Réplique : Voyager, disponibilité et altérité

«Le voyage parfait est sans destination

Le parfait voyageur ne sait pas où il va»

Lie Zi (penseur taoïste)

Un simple constat empirique : les moyens de transport, les routes, les gares et les aéroports permettent cette conclusion : on voyage beaucoup. Mais voyage-t-on vraiment, ou s’agit-il plutôt de simples déplacements ? Car voyager relève d’une expérience qui dépasse le cumul des kilomètres vers des dimensions plus profondes qui confinent à la réflexion, à la méditation.
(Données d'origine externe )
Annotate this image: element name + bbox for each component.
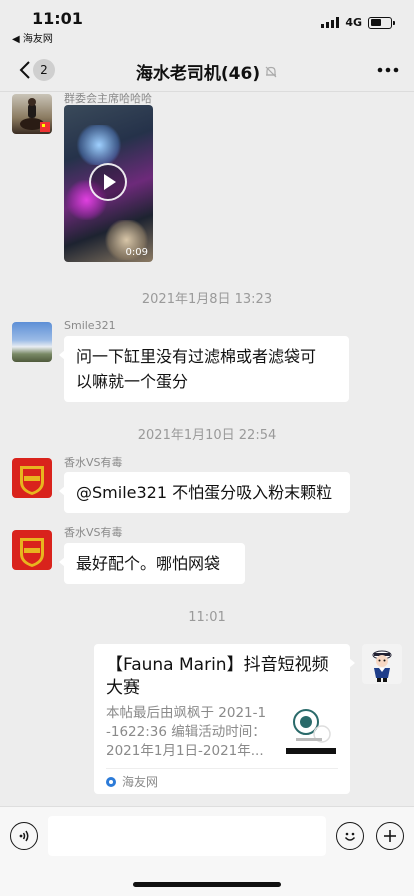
- avatar[interactable]: [362, 644, 402, 684]
- sender-name: 群委会主席哈哈哈: [64, 92, 152, 105]
- sender-name: Smile321: [64, 319, 116, 332]
- link-card-desc-line: 2021年1月1日-2021年...: [106, 743, 264, 759]
- avatar[interactable]: [12, 530, 52, 570]
- message-text-line: 以嘛就一个蛋分: [76, 372, 189, 391]
- battery-icon: [368, 16, 395, 29]
- message-timestamp: 2021年1月10日 22:54: [137, 428, 277, 443]
- chat-title: 海水老司机(46): [135, 64, 261, 84]
- home-indicator[interactable]: [133, 882, 281, 887]
- message-timestamp: 2021年1月8日 13:23: [141, 292, 273, 307]
- video-duration: 0:09: [125, 247, 148, 258]
- more-options-button[interactable]: [376, 60, 400, 80]
- link-card-divider: [106, 768, 338, 769]
- message-bubble[interactable]: 问一下缸里没有过滤棉或者滤袋可 以嘛就一个蛋分: [59, 336, 349, 402]
- link-card-desc-line: 本帖最后由飒枫于 2021-1: [106, 705, 267, 721]
- play-icon[interactable]: [89, 163, 127, 201]
- chat-title-wrap: 海水老司机(46): [100, 59, 314, 84]
- bell-off-icon: [265, 66, 277, 77]
- avatar-club-badge: [12, 530, 52, 570]
- status-bar: 11:01 ◀ 海友网 4G: [0, 0, 414, 48]
- status-time: 11:01: [32, 9, 83, 28]
- link-card-desc-line: -1622:36 编辑活动时间：: [106, 724, 266, 740]
- message-list[interactable]: 群委会主席哈哈哈 0:09 2021年1月8日 13:23 Smile321 问…: [0, 92, 414, 806]
- link-card-title-line: 大赛: [106, 678, 140, 698]
- signal-icon: [321, 17, 340, 28]
- emoji-icon: [344, 832, 356, 841]
- chevron-left-icon: [19, 61, 30, 79]
- voice-icon: [19, 830, 29, 842]
- link-card-title-line: 【Fauna Marin】抖音短视频: [106, 655, 329, 675]
- sender-name: 香水VS有毒: [64, 526, 123, 539]
- message-timestamp: 11:01: [188, 610, 226, 625]
- video-message[interactable]: 0:09: [64, 105, 153, 262]
- link-card-source-label: 海友网: [122, 775, 159, 789]
- status-indicators: 4G: [321, 16, 395, 29]
- voice-button[interactable]: [10, 822, 38, 850]
- link-card-thumbnail: [284, 702, 338, 756]
- link-card-description: 本帖最后由飒枫于 2021-1 -1622:36 编辑活动时间： 2021年1月…: [106, 704, 284, 761]
- avatar[interactable]: [12, 322, 52, 362]
- avatar-rider-image: [20, 98, 50, 132]
- more-functions-button[interactable]: [376, 822, 404, 850]
- unread-count-badge[interactable]: 2: [33, 59, 55, 81]
- sender-name: 香水VS有毒: [64, 456, 123, 469]
- avatar[interactable]: [12, 458, 52, 498]
- avatar[interactable]: [12, 94, 52, 134]
- message-bubble[interactable]: @Smile321 不怕蛋分吸入粉末颗粒: [59, 472, 350, 513]
- network-label: 4G: [345, 16, 362, 29]
- chat-header: 2 海水老司机(46): [0, 48, 414, 92]
- link-card-thumbnail-image: [286, 709, 336, 754]
- message-text-line: 问一下缸里没有过滤棉或者滤袋可: [76, 347, 317, 366]
- link-card-message[interactable]: 【Fauna Marin】抖音短视频 大赛 本帖最后由飒枫于 2021-1 -1…: [94, 644, 355, 794]
- plus-icon: [384, 830, 396, 842]
- more-dots-icon: [377, 67, 399, 73]
- message-text-line: @Smile321 不怕蛋分吸入粉末颗粒: [76, 483, 333, 502]
- link-card-title: 【Fauna Marin】抖音短视频 大赛: [106, 654, 338, 700]
- message-input[interactable]: [48, 816, 326, 856]
- emoji-button[interactable]: [336, 822, 364, 850]
- link-card-source: 海友网: [106, 773, 158, 790]
- message-text-line: 最好配个。哪怕网袋: [76, 554, 221, 573]
- message-bubble[interactable]: 最好配个。哪怕网袋: [59, 543, 245, 584]
- source-app-icon: [106, 776, 116, 787]
- avatar-club-badge: [12, 458, 52, 498]
- status-back-to-app[interactable]: ◀ 海友网: [12, 30, 53, 45]
- avatar-cartoon-sailor: [372, 650, 392, 682]
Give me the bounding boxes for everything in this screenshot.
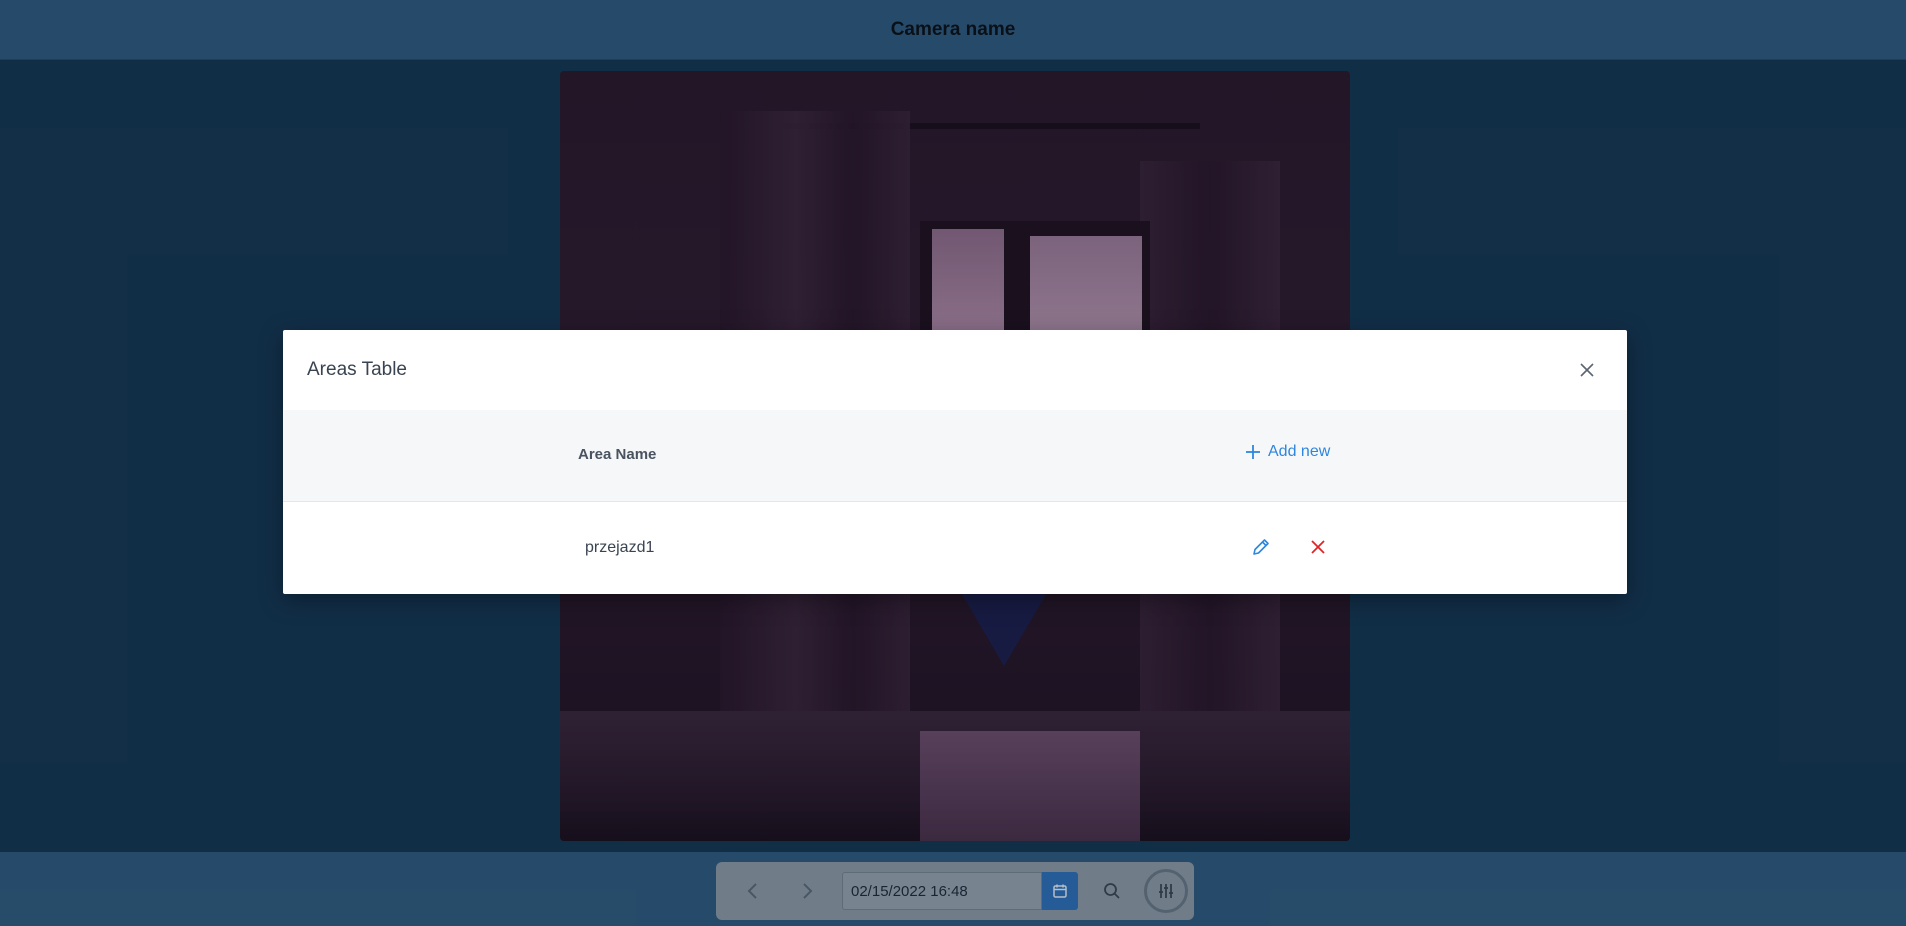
- edit-button[interactable]: [1250, 536, 1272, 558]
- column-header-area-name: Area Name: [578, 446, 657, 463]
- close-button[interactable]: [1577, 360, 1597, 380]
- pencil-icon: [1253, 539, 1269, 555]
- table-header: Area Name Add new: [283, 410, 1627, 502]
- dialog-title: Areas Table: [307, 359, 407, 380]
- table-row: przejazd1: [283, 503, 1627, 594]
- delete-button[interactable]: [1307, 536, 1329, 558]
- add-new-button[interactable]: Add new: [1245, 443, 1330, 461]
- dialog-header: Areas Table: [283, 330, 1627, 410]
- areas-table-dialog: Areas Table Area Name Add new przejazd1: [283, 330, 1627, 594]
- plus-icon: [1246, 445, 1260, 459]
- add-new-label: Add new: [1268, 443, 1331, 460]
- close-icon: [1580, 363, 1594, 377]
- close-icon: [1311, 540, 1325, 554]
- area-name-cell: przejazd1: [585, 539, 655, 556]
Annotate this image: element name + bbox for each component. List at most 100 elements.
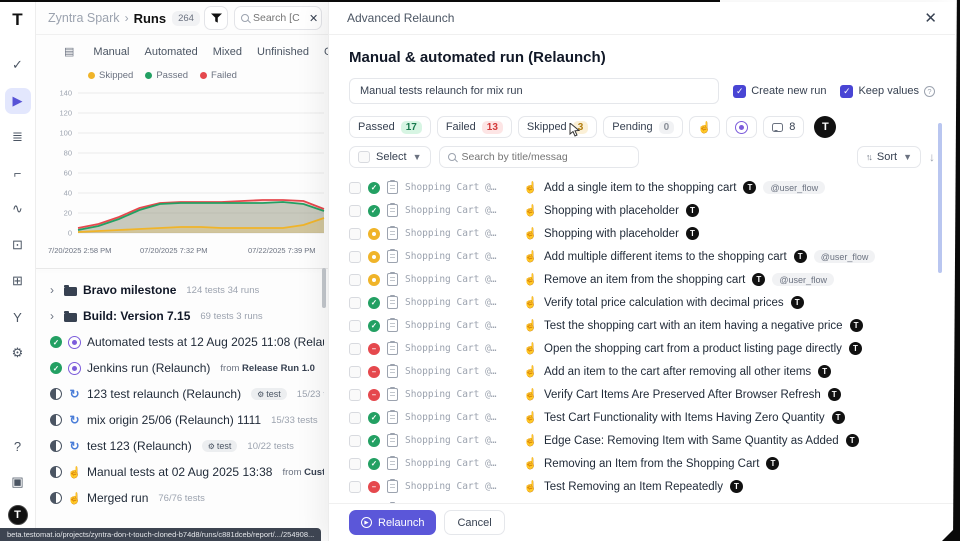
import-box-icon[interactable]: ⊡ — [5, 232, 31, 258]
row-checkbox[interactable] — [349, 366, 361, 378]
cancel-button[interactable]: Cancel — [444, 510, 504, 535]
sort-dropdown[interactable]: ↑↓ Sort ▼ — [857, 146, 921, 168]
test-row[interactable]: Shopping Cart @…☝Shopping with placehold… — [349, 222, 935, 245]
user-avatar[interactable]: T — [8, 505, 28, 525]
sort-direction-icon[interactable]: ↓ — [929, 150, 935, 164]
tree-folder-row[interactable]: ›Build: Version 7.1569 tests 3 runs — [50, 303, 324, 329]
test-row[interactable]: ✓Shopping Cart @…☝Test the shopping cart… — [349, 314, 935, 337]
tab-mixed[interactable]: Mixed — [213, 46, 242, 58]
close-icon[interactable]: ✕ — [924, 11, 937, 26]
comments-filter-chip[interactable]: 8 — [763, 116, 804, 138]
runs-search[interactable]: ✕ — [234, 6, 322, 30]
suite-name: Shopping Cart @… — [405, 182, 517, 193]
tree-run-row[interactable]: ☝Merged run76/76 tests — [50, 485, 324, 511]
filter-chip-skipped[interactable]: Skipped3 — [518, 116, 597, 138]
run-name-input[interactable] — [349, 78, 719, 104]
filter-button[interactable] — [204, 6, 228, 30]
runs-search-input[interactable] — [253, 12, 305, 24]
suite-name: Shopping Cart @… — [405, 251, 517, 262]
row-checkbox[interactable] — [349, 228, 361, 240]
list-check-icon[interactable]: ≣ — [5, 124, 31, 150]
test-row[interactable]: –Shopping Cart @…☝Open the shopping cart… — [349, 337, 935, 360]
test-row[interactable]: –Shopping Cart @…☝Test Removing an Item … — [349, 475, 935, 498]
filter-chip-label: Skipped — [527, 121, 567, 133]
report-image-icon[interactable]: ⊞ — [5, 268, 31, 294]
projects-folder-icon[interactable]: ▣ — [5, 469, 31, 495]
test-row[interactable]: Shopping Cart @…☝Add multiple different … — [349, 245, 935, 268]
clear-search-icon[interactable]: ✕ — [309, 12, 318, 25]
row-checkbox[interactable] — [349, 251, 361, 263]
svg-text:80: 80 — [64, 149, 72, 158]
row-checkbox[interactable] — [349, 481, 361, 493]
app-logo[interactable]: T — [12, 10, 22, 30]
checkbox-checked-icon[interactable]: ✓ — [840, 85, 853, 98]
gear-icon[interactable]: ⚙ — [5, 340, 31, 366]
pulse-icon[interactable]: ∿ — [5, 196, 31, 222]
test-row[interactable]: ✓Shopping Cart @…☝Shopping with placehol… — [349, 199, 935, 222]
test-row[interactable]: ✓Shopping Cart @…☝Test Cart Functionalit… — [349, 406, 935, 429]
row-checkbox[interactable] — [349, 320, 361, 332]
option-create-new-run[interactable]: ✓Create new run — [733, 85, 826, 98]
tab-manual[interactable]: Manual — [93, 46, 129, 58]
filter-chip-pending[interactable]: Pending0 — [603, 116, 683, 138]
assignee-avatar[interactable]: T — [814, 116, 836, 138]
row-checkbox[interactable] — [349, 389, 361, 401]
option-keep-values[interactable]: ✓Keep values? — [840, 85, 935, 98]
filter-chip-passed[interactable]: Passed17 — [349, 116, 431, 138]
tests-search-input[interactable] — [462, 151, 622, 163]
tree-run-row[interactable]: ↻test 123 (Relaunch)⚙test10/22 tests — [50, 433, 324, 459]
manual-filter-chip[interactable]: ☝ — [689, 116, 720, 138]
tree-run-row[interactable]: ✓Automated tests at 12 Aug 2025 11:08 (R… — [50, 329, 324, 355]
run-meta: 15/33 tests — [271, 415, 317, 426]
help-icon[interactable]: ? — [5, 433, 31, 459]
row-checkbox[interactable] — [349, 458, 361, 470]
modal-scrollbar[interactable] — [938, 123, 942, 273]
legend-label: Passed — [156, 70, 188, 81]
tree-run-row[interactable]: ✓Jenkins run (Relaunch)from Release Run … — [50, 355, 324, 381]
test-title: Removing an Item from the Shopping Cart — [544, 458, 759, 470]
tree-run-row[interactable]: ↻123 test relaunch (Relaunch)⚙test15/23 … — [50, 381, 324, 407]
tab-unfinished[interactable]: Unfinished — [257, 46, 309, 58]
status-failed-icon: – — [368, 366, 380, 378]
tab-automated[interactable]: Automated — [144, 46, 197, 58]
check-icon[interactable]: ✓ — [5, 52, 31, 78]
tree-folder-row[interactable]: ›Bravo milestone124 tests 34 runs — [50, 277, 324, 303]
svg-text:20: 20 — [64, 209, 72, 218]
test-row[interactable]: ✓Shopping Cart @…☝Verify total price cal… — [349, 291, 935, 314]
breadcrumb-project[interactable]: Zyntra Spark — [48, 11, 120, 25]
chevron-right-icon[interactable]: › — [50, 283, 58, 297]
select-all-checkbox[interactable] — [358, 151, 370, 163]
row-checkbox[interactable] — [349, 412, 361, 424]
filter-chip-failed[interactable]: Failed13 — [437, 116, 512, 138]
relaunch-button[interactable]: ▶ Relaunch — [349, 510, 436, 535]
branch-icon[interactable]: Y — [5, 304, 31, 330]
test-row[interactable]: ✓Shopping Cart @…☝Edge Case: Removing It… — [349, 429, 935, 452]
runs-filter-icon[interactable]: ▤ — [64, 45, 74, 58]
test-row[interactable]: ✓Shopping Cart @…☝Add a single item to t… — [349, 176, 935, 199]
row-checkbox[interactable] — [349, 435, 361, 447]
legend-passed: Passed — [145, 70, 188, 81]
checkbox-checked-icon[interactable]: ✓ — [733, 85, 746, 98]
select-dropdown[interactable]: Select ▼ — [349, 146, 431, 168]
breadcrumb-page[interactable]: Runs — [134, 11, 167, 26]
row-checkbox[interactable] — [349, 297, 361, 309]
tree-run-row[interactable]: ☝Manual tests at 02 Aug 2025 13:38from C… — [50, 459, 324, 485]
test-row[interactable]: Shopping Cart @…☝Remove an item from the… — [349, 268, 935, 291]
tests-search[interactable] — [439, 146, 639, 168]
test-row[interactable]: –Shopping Cart @…☝Add an item to the car… — [349, 360, 935, 383]
row-checkbox[interactable] — [349, 205, 361, 217]
automated-filter-chip[interactable] — [726, 116, 757, 138]
test-row[interactable]: –Shopping Cart @…☝Verify Cart Items Are … — [349, 383, 935, 406]
row-checkbox[interactable] — [349, 274, 361, 286]
row-checkbox[interactable] — [349, 182, 361, 194]
runs-play-icon[interactable]: ▶ — [5, 88, 31, 114]
row-checkbox[interactable] — [349, 343, 361, 355]
left-panel-scrollbar[interactable] — [322, 268, 326, 308]
tree-run-row[interactable]: ↻mix origin 25/06 (Relaunch) 111115/33 t… — [50, 407, 324, 433]
steps-icon[interactable]: ⌐ — [5, 160, 31, 186]
svg-text:40: 40 — [64, 189, 72, 198]
run-group-name: Bravo milestone — [83, 283, 176, 297]
chevron-right-icon[interactable]: › — [50, 309, 58, 323]
test-row[interactable]: ✓Shopping Cart @…☝Removing an Item from … — [349, 452, 935, 475]
help-icon[interactable]: ? — [924, 86, 935, 97]
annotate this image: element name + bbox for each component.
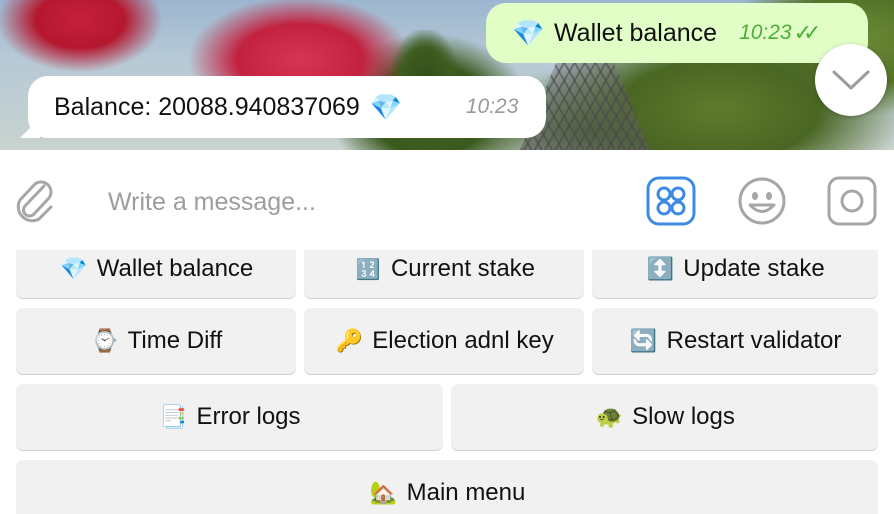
keyboard-button-label: Main menu xyxy=(406,479,526,506)
keyboard-button-label: Error logs xyxy=(196,403,301,430)
camera-icon[interactable] xyxy=(827,176,877,226)
keyboard-button-label: Election adnl key xyxy=(372,327,554,354)
keyboard-button-slow-logs[interactable]: 🐢 Slow logs xyxy=(451,384,878,450)
keyboard-button-election-adnl-key[interactable]: 🔑 Election adnl key xyxy=(304,308,584,374)
refresh-icon: 🔄 xyxy=(629,328,658,353)
turtle-icon: 🐢 xyxy=(595,404,623,429)
keyboard-button-restart-validator[interactable]: 🔄 Restart validator xyxy=(592,308,878,374)
keyboard-button-label: Wallet balance xyxy=(96,255,254,282)
bot-keyboard-icon[interactable] xyxy=(646,176,696,226)
keyboard-button-update-stake[interactable]: ↕️ Update stake xyxy=(592,250,878,298)
scroll-down-button[interactable] xyxy=(815,44,887,116)
smiley-icon[interactable] xyxy=(737,176,787,226)
read-ticks-icon: ✓✓ xyxy=(793,20,822,45)
message-input[interactable] xyxy=(108,183,588,221)
keyboard-button-label: Time Diff xyxy=(127,327,223,354)
gem-icon: 💎 xyxy=(512,17,545,48)
document-icon: 📑 xyxy=(159,404,188,429)
keyboard-button-label: Current stake xyxy=(390,255,536,282)
numbers-icon: 🔢 xyxy=(355,258,381,281)
outgoing-message-time: 10:23 xyxy=(739,21,792,44)
incoming-message[interactable]: Balance: 20088.940837069 💎 10:23 xyxy=(28,76,546,138)
keyboard-button-wallet-balance[interactable]: 💎 Wallet balance xyxy=(16,250,296,298)
chevron-down-icon xyxy=(832,70,870,90)
keyboard-button-main-menu[interactable]: 🏡 Main menu xyxy=(16,460,878,514)
bot-keyboard: 💎 Wallet balance 🔢 Current stake ↕️ Upda… xyxy=(0,250,894,514)
chat-history[interactable]: 💎 Wallet balance 10:23 ✓✓ Balance: 20088… xyxy=(0,0,894,150)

Voyager pour certains est un exercice professionnel : les navettistes (les clients de Aouita sur la ligne Casa-Rabat) sont-ils des voyageurs ?  Les représentants commerciaux sont de véritables forçats de la route. Leur carte de visite se lit au nombre de kilomètres parcourus. D’autres encore réservent cet acte uniquement à leur plaisir et préparent leur « voyage » annuel comme un repas exceptionnel. Le moindre détail qui manque peut nuire à la réussite de l’ensemble. Ils accumulent les grands voyages, les circuits organisés avec fierté tout en donnant finalement l’impression de n’être jamais sortis de chez eux.  Le voyage revient à une forme de snobisme, à un ornement social que l’on aime exhiber pour épater son entourage lors des soirées mondaines ou tout simplement des collègues de bureau. Ils reviennent de leurs « voyages » les sacs remplis, le regard vide car souvent absent du lieu visité. Au pied des pyramides, ils parlent d’Istanbul, et sur les Champs-Elysées, ils vantent les rues de Londres. Se déplacer n’est pas voyager.

Le voyage, le vrai, suppose une attention, une disponibilité, une générosité de l’œil, du cœur et de l’esprit. Disponibilité et concentration. Et dans ce sens, se livrer à son instinct, se laisser aller sans destination arrêtée d’avance sont les entrées vers des voyages parfaits comme le suggère l’aphorisme taoïste. L’homme moderne, imprégné de la technique numérique, veut faire beaucoup de choses et vite : il passe d’un lieu à un autre comme il navigue d’une information à une autre. Le vrai voyage suppose une rupture avec la logique de l’inattention ambiante. Il se déplace, il ne voyage pas.

Car tout compte fait, les véritables voyages sont ailleurs. Ce sont ceux qui nous emmènent vers les autres. L’espace n’a de sens que par ceux qui l’occupent, le façonnent, lui donnent une part d’eux-mêmes.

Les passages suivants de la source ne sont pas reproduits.